The invariant TSC will run at a constant rate in all ACPI P-, C-. and T-states. This is the architectural behavior moving forward. On processors with invariant TSC support, the OS may use the TSC for wall clock timer services (instead of ACPI or HPET timers). TSC reads are much more efficient and do not incur the overhead associated with a ring transition or access to a platform resource.
As bonus, all of the clocks can be affected by thermal drift, as their frequency is related to their temperature.  Others have investigated this behavior in greater detail, and while it can be accounted for, in practice I've happily ignored it (although I should note in future writing that I have not controlled for this possible measurement bias).

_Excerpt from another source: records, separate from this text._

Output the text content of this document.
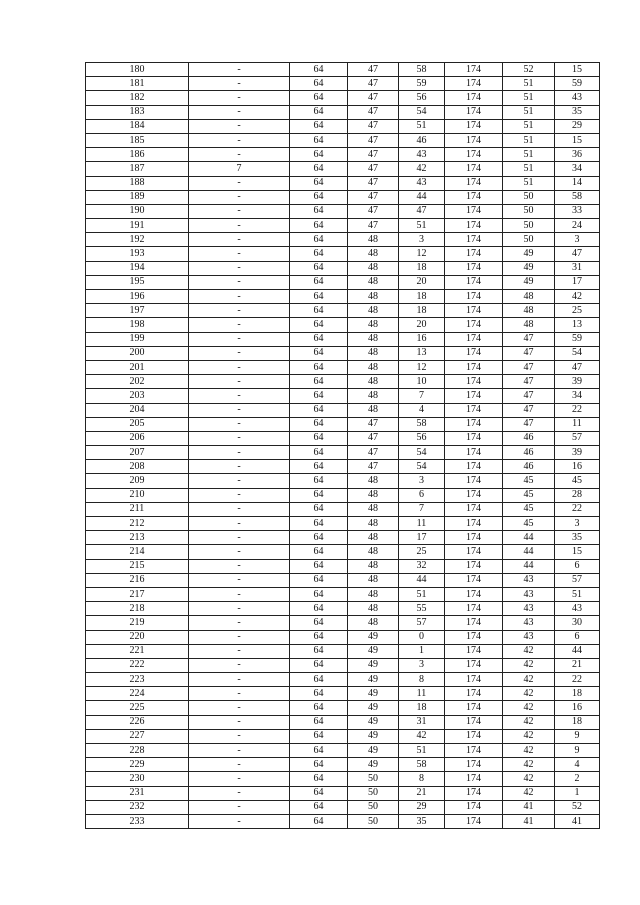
180	-	64	47	58	174	52	15
181	-	64	47	59	174	51	59
182	-	64	47	56	174	51	43
183	-	64	47	54	174	51	35
184	-	64	47	51	174	51	29
185	-	64	47	46	174	51	15
186	-	64	47	43	174	51	36
187	7	64	47	42	174	51	34
188	-	64	47	43	174	51	14
189	-	64	47	44	174	50	58
190	-	64	47	47	174	50	33
191	-	64	47	51	174	50	24
192	-	64	48	3	174	50	3
193	-	64	48	12	174	49	47
194	-	64	48	18	174	49	31
195	-	64	48	20	174	49	17
196	-	64	48	18	174	48	42
197	-	64	48	18	174	48	25
198	-	64	48	20	174	48	13
199	-	64	48	16	174	47	59
200	-	64	48	13	174	47	54
201	-	64	48	12	174	47	47
202	-	64	48	10	174	47	39
203	-	64	48	7	174	47	34
204	-	64	48	4	174	47	22
205	-	64	47	58	174	47	11
206	-	64	47	56	174	46	57
207	-	64	47	54	174	46	39
208	-	64	47	54	174	46	16
209	-	64	48	3	174	45	45
210	-	64	48	6	174	45	28
211	-	64	48	7	174	45	22
212	-	64	48	11	174	45	3
213	-	64	48	17	174	44	35
214	-	64	48	25	174	44	15
215	-	64	48	32	174	44	6
216	-	64	48	44	174	43	57
217	-	64	48	51	174	43	51
218	-	64	48	55	174	43	43
219	-	64	48	57	174	43	30
220	-	64	49	0	174	43	6
221	-	64	49	1	174	42	44
222	-	64	49	3	174	42	21
223	-	64	49	8	174	42	22
224	-	64	49	11	174	42	18
225	-	64	49	18	174	42	16
226	-	64	49	31	174	42	18
227	-	64	49	42	174	42	9
228	-	64	49	51	174	42	9
229	-	64	49	58	174	42	4
230	-	64	50	8	174	42	2
231	-	64	50	21	174	42	1
232	-	64	50	29	174	41	52
233	-	64	50	35	174	41	41
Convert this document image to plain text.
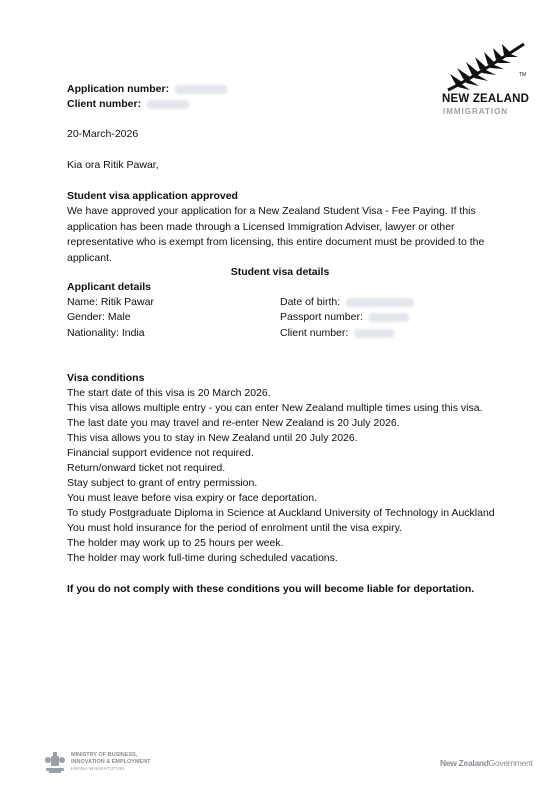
Application number:
Client number:
TM
NEW ZEALAND
IMMIGRATION
20-March-2026
Kia ora Ritik Pawar,
Student visa application approved
We have approved your application for a New Zealand Student Visa - Fee Paying. If this application has been made through a Licensed Immigration Adviser, lawyer or other representative who is exempt from licensing, this entire document must be provided to the applicant.
Student visa details
Applicant details
Name: Ritik Pawar
Gender: Male
Nationality: India
Date of birth:
Passport number:
Client number:
Visa conditions
The start date of this visa is 20 March 2026.
This visa allows multiple entry - you can enter New Zealand multiple times using this visa.
The last date you may travel and re-enter New Zealand is 20 July 2026.
This visa allows you to stay in New Zealand until 20 July 2026.
Financial support evidence not required.
Return/onward ticket not required.
Stay subject to grant of entry permission.
You must leave before visa expiry or face deportation.
To study Postgraduate Diploma in Science at Auckland University of Technology in Auckland
You must hold insurance for the period of enrolment until the visa expiry.
The holder may work up to 25 hours per week.
The holder may work full-time during scheduled vacations.
If you do not comply with these conditions you will become liable for deportation.
MINISTRY OF BUSINESS,
INNOVATION & EMPLOYMENT
HĪKINA WHAKATUTUKI
New ZealandGovernment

In conclusion, I use RDTSC for most of my measurements and try to control for the clock difference that exists between processors.  In my current PhD research, I am still working to try to control and properly account for this difference so that I can measure the behavior that I am interested in.  So be warned and be cautious, and be as precise as you need to be.

2 comments:

Anonymous said...

Another interesting topic is measuring distributed systems. Each computer in the system has its own clock, and you get clock skew and drift effects. This is similar to the problem you mentioned of taking measurements on different CPUs, only more exaggerated. Even using a clock synchronization protocal (such as NTP) in a tightly-coupled distributed system (such as a cluster), you may find clocks differing by as much as a second!

As far as I've been able to tell so far, there are two ways around it... 1) tolerate it - if you're measuring something that takes minuts or hours, then a time synchronization protocol may get you close enough, and you don't need to worry about being plus or minus a second or two, or 2) be sure you're taking your start and end measurements on the same machine, so that they use the same clock.

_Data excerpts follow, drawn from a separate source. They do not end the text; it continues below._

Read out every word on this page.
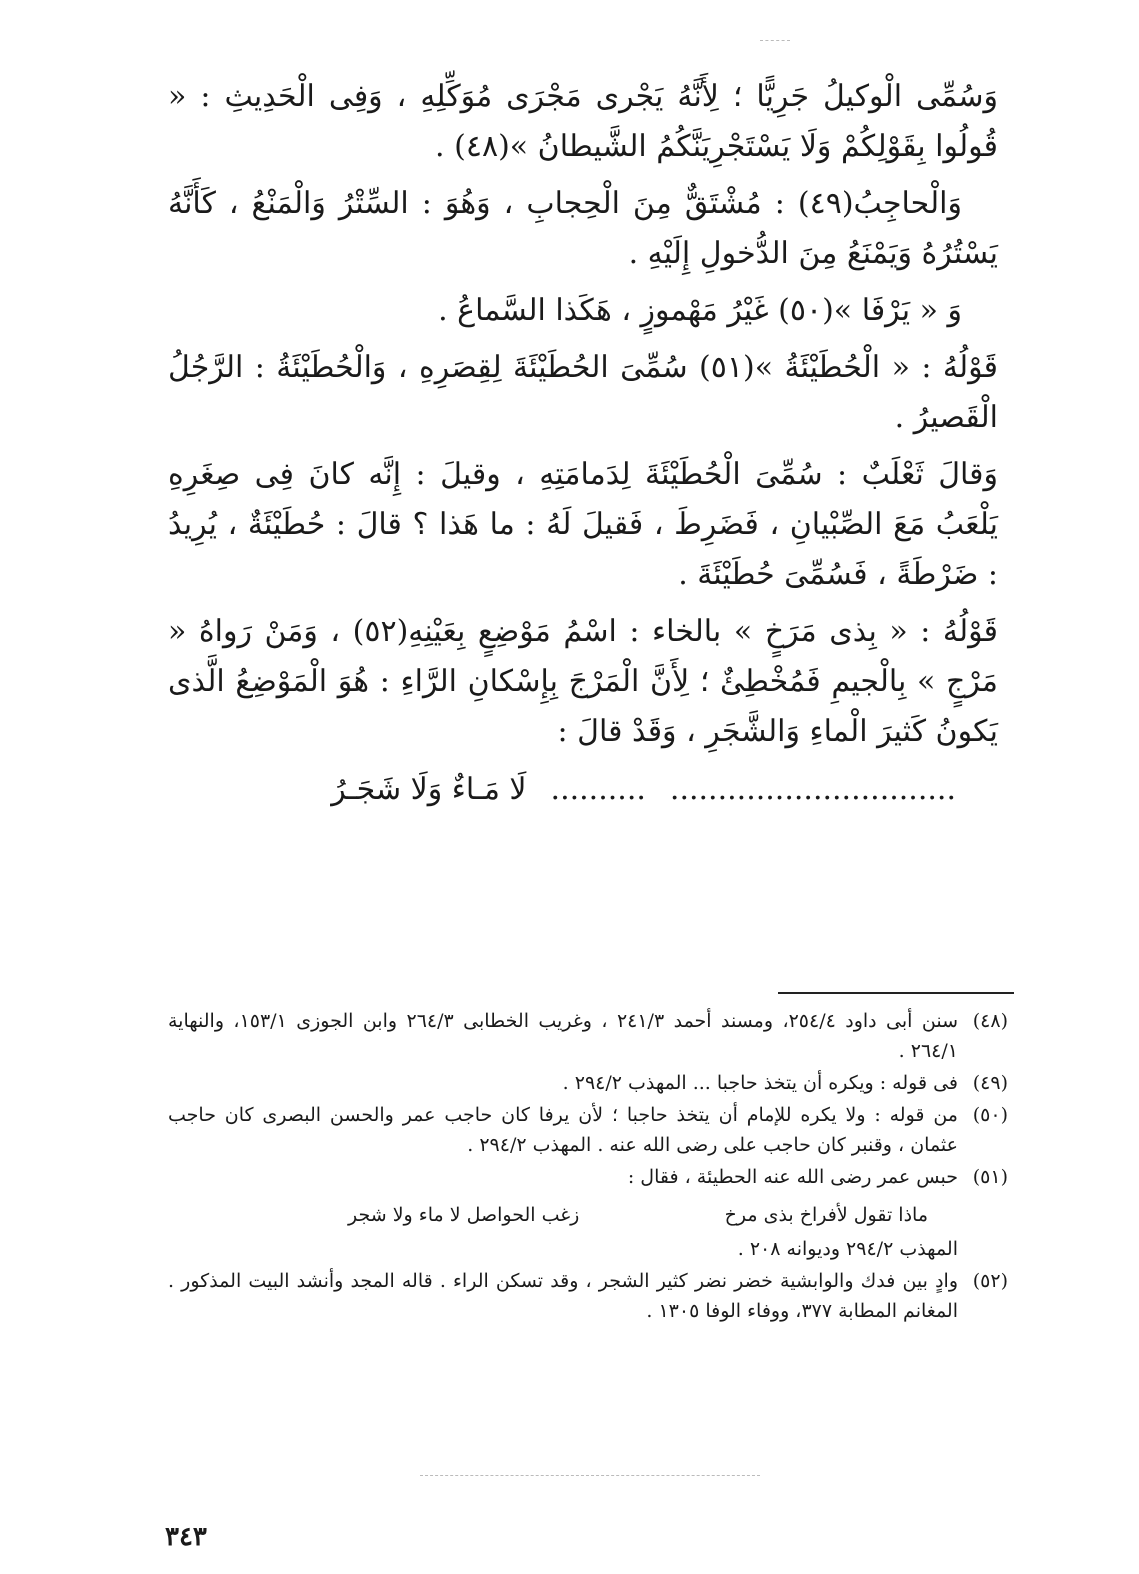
وَسُمِّى الْوكيلُ جَرِيًّا ؛ لِأَنَّهُ يَجْرى مَجْرَى مُوَكِّلِهِ ، وَفِى الْحَدِيثِ : « قُولُوا بِقَوْلِكُمْ وَلَا يَسْتَجْرِيَنَّكُمُ الشَّيطانُ »(٤٨) .

وَالْحاجِبُ(٤٩) : مُشْتَقٌّ مِنَ الْحِجابِ ، وَهُوَ : السِّتْرُ وَالْمَنْعُ ، كَأَنَّهُ يَسْتُرُهُ وَيَمْنَعُ مِنَ الدُّخولِ إِلَيْهِ .

وَ « يَرْفَا »(٥٠) غَيْرُ مَهْموزٍ ، هَكَذا السَّماعُ .

قَوْلُهُ : « الْحُطَيْئَةُ »(٥١) سُمِّىَ الحُطَيْئَةَ لِقِصَرِهِ ، وَالْحُطَيْئَةُ : الرَّجُلُ الْقَصيرُ .

وَقالَ ثَعْلَبٌ : سُمِّىَ الْحُطَيْئَةَ لِدَمامَتِهِ ، وقيلَ : إِنَّه كانَ فِى صِغَرِهِ يَلْعَبُ مَعَ الصِّبْيانِ ، فَضَرِطَ ، فَقيلَ لَهُ : ما هَذا ؟ قالَ : حُطَيْئَةٌ ، يُرِيدُ : ضَرْطَةً ، فَسُمِّىَ حُطَيْئَةَ .

قَوْلُهُ : « بِذى مَرَخٍ » بالخاء : اسْمُ مَوْضِعٍ بِعَيْنِهِ(٥٢) ، وَمَنْ رَواهُ « مَرْجٍ » بِالْجيمِ فَمُخْطِئٌ ؛ لِأَنَّ الْمَرْجَ بِإِسْكانِ الرَّاءِ : هُوَ الْمَوْضِعُ الَّذى يَكونُ كَثيرَ الْماءِ وَالشَّجَرِ ، وَقَدْ قالَ :

..............................
..........
لَا مَـاءٌ وَلَا شَجَـرُ
(٤٨)
سنن أبى داود ٢٥٤/٤، ومسند أحمد ٢٤١/٣ ، وغريب الخطابى ٢٦٤/٣ وابن الجوزى ١٥٣/١، والنهاية ٢٦٤/١ .
(٤٩)
فى قوله : ويكره أن يتخذ حاجبا ... المهذب ٢٩٤/٢ .
(٥٠)
من قوله : ولا يكره للإمام أن يتخذ حاجبا ؛ لأن يرفا كان حاجب عمر والحسن البصرى كان حاجب عثمان ، وقنبر كان حاجب على رضى الله عنه . المهذب ٢٩٤/٢ .
(٥١)
حبس عمر رضى الله عنه الحطيئة ، فقال :
ماذا تقول لأفراخ بذى مرخ
زغب الحواصل لا ماء ولا شجر
المهذب ٢٩٤/٢ وديوانه ٢٠٨ .
(٥٢)
وادٍ بين فدك والوابشية خضر نضر كثير الشجر ، وقد تسكن الراء . قاله المجد وأنشد البيت المذكور . المغانم المطابة ٣٧٧، ووفاء الوفا ١٣٠٥ .
٣٤٣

That can be easier said than done sometimes. Let's say your end event naturally occurs on a different node (machine) than your start event. One way to get around this is to send an "event end" notification back to the start node every time an end event occurs (i.e., you want to take an end measurement), then the start node can measure and record the end time. Of course the drawback here is that you end up also measuring the time needed to marshal, transmit (i.e. network latency), and then handle that "end event" message.

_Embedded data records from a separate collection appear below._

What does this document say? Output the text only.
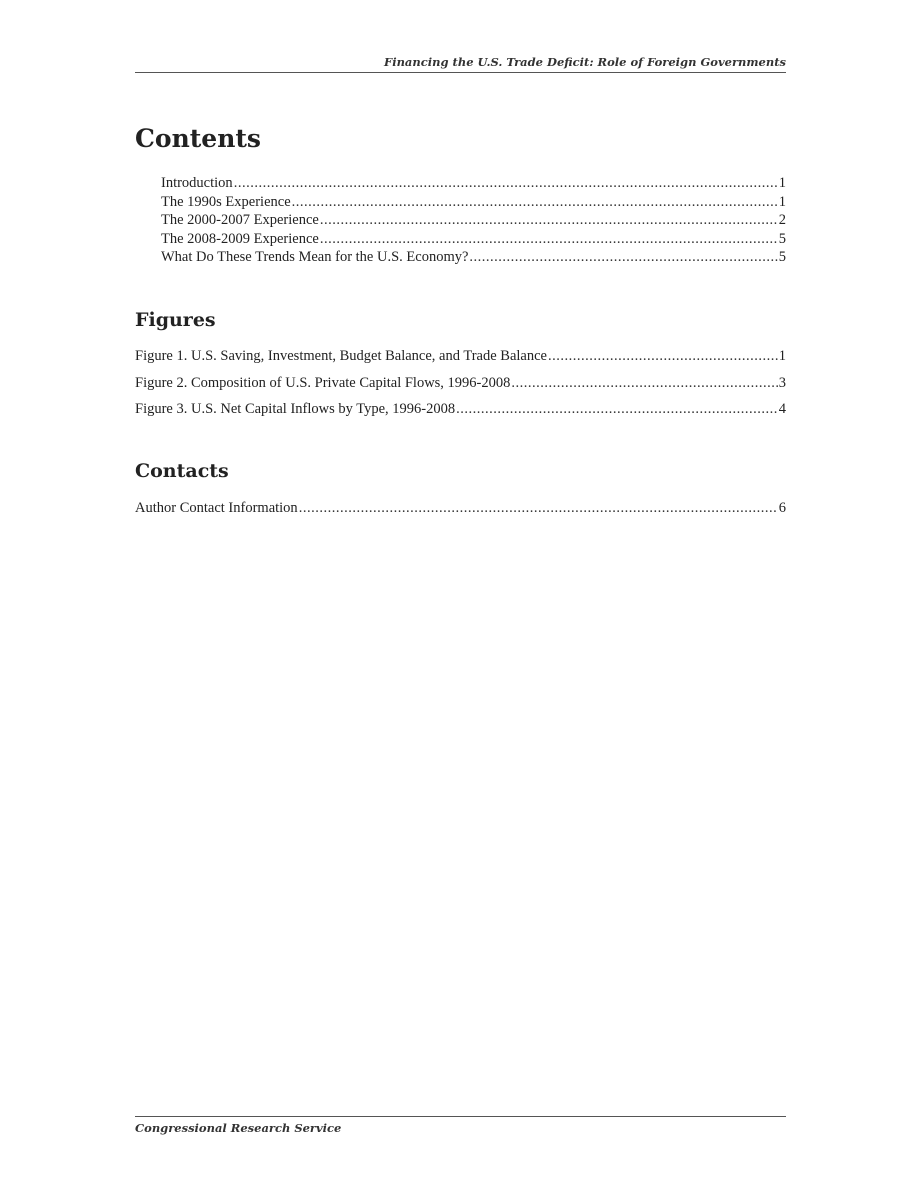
Financing the U.S. Trade Deficit: Role of Foreign Governments
Contents
Introduction .....	1
The 1990s Experience .....	1
The 2000-2007 Experience .....	2
The 2008-2009 Experience .....	5
What Do These Trends Mean for the U.S. Economy? .....	5
Figures
Figure 1. U.S. Saving, Investment, Budget Balance, and Trade Balance .....	1
Figure 2. Composition of U.S. Private Capital Flows, 1996-2008 .....	3
Figure 3. U.S. Net Capital Inflows by Type, 1996-2008 .....	4
Contacts
Author Contact Information .....	6
Congressional Research Service
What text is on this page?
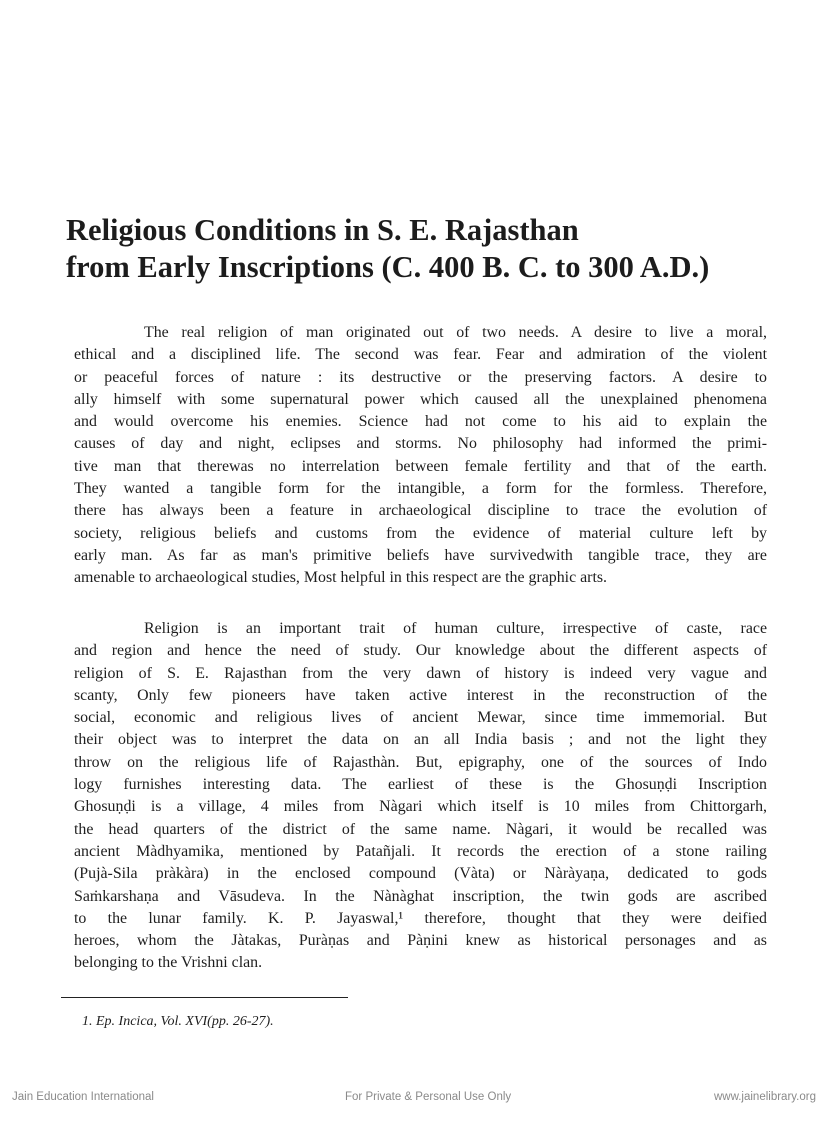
Religious Conditions in S. E. Rajasthan
from Early Inscriptions (C. 400 B. C. to 300 A.D.)

The real religion of man originated out of two needs. A desire to live a moral,
ethical and a disciplined life. The second was fear. Fear and admiration of the violent
or peaceful forces of nature : its destructive or the preserving factors. A desire to
ally himself with some supernatural power which caused all the unexplained phenomena
and would overcome his enemies. Science had not come to his aid to explain the
causes of day and night, eclipses and storms. No philosophy had informed the primi-
tive man that therewas no interrelation between female fertility and that of the earth.
They wanted a tangible form for the intangible, a form for the formless. Therefore,
there has always been a feature in archaeological discipline to trace the evolution of
society, religious beliefs and customs from the evidence of material culture left by
early man. As far as man's primitive beliefs have survivedwith tangible trace, they are
amenable to archaeological studies, Most helpful in this respect are the graphic arts.

Religion is an important trait of human culture, irrespective of caste, race
and region and hence the need of study. Our knowledge about the different aspects of
religion of S. E. Rajasthan from the very dawn of history is indeed very vague and
scanty, Only few pioneers have taken active interest in the reconstruction of the
social, economic and religious lives of ancient Mewar, since time immemorial. But
their object was to interpret the data on an all India basis ; and not the light they
throw on the religious life of Rajasthàn. But, epigraphy, one of the sources of Indo
logy furnishes interesting data. The earliest of these is the Ghosuṇḍi Inscription
Ghosuṇḍi is a village, 4 miles from Nàgari which itself is 10 miles from Chittorgarh,
the head quarters of the district of the same name. Nàgari, it would be recalled was
ancient Màdhyamika, mentioned by Patañjali. It records the erection of a stone railing
(Pujà-Sila pràkàra) in the enclosed compound (Vàta) or Nàràyaṇa, dedicated to gods
Saṁkarshaṇa and Vāsudeva. In the Nànàghat inscription, the twin gods are ascribed
to the lunar family. K. P. Jayaswal,¹ therefore, thought that they were deified
heroes, whom the Jàtakas, Puràṇas and Pàṇini knew as historical personages and as
belonging to the Vrishni clan.

1. Ep. Incica, Vol. XVI(pp. 26-27).
Jain Education International	For Private & Personal Use Only	www.jainelibrary.org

Still, this is the technique I have used and it has turned out the error from including that messaging is smaller and more consistent than the error from clock skew. What I have done to make sure my measurements are valid is to measure the rount-trip-time (RTT) for such a message within my distributed system, and which point there are two options: 1) In my case, that RTT was much smaller than the value I'm measuring, so I decided to just tolerate it. 2) If that is not the case, you can average a lot of RTTs, average a lot of measurements, and subtract the RTT from the average measurement. Of course you have to deal in averages in this case, just as in some of the cases in the OP above, where it's necessary to average a large number of trials. However, this is often recommended anyway, for many of the same reasons discussed in the OP.

Brian said...

In writing this post, I shuddered to think about the time issues with distributed systems, but I think you have provided a good highlight of how to address this additional notion of time and simultaneity.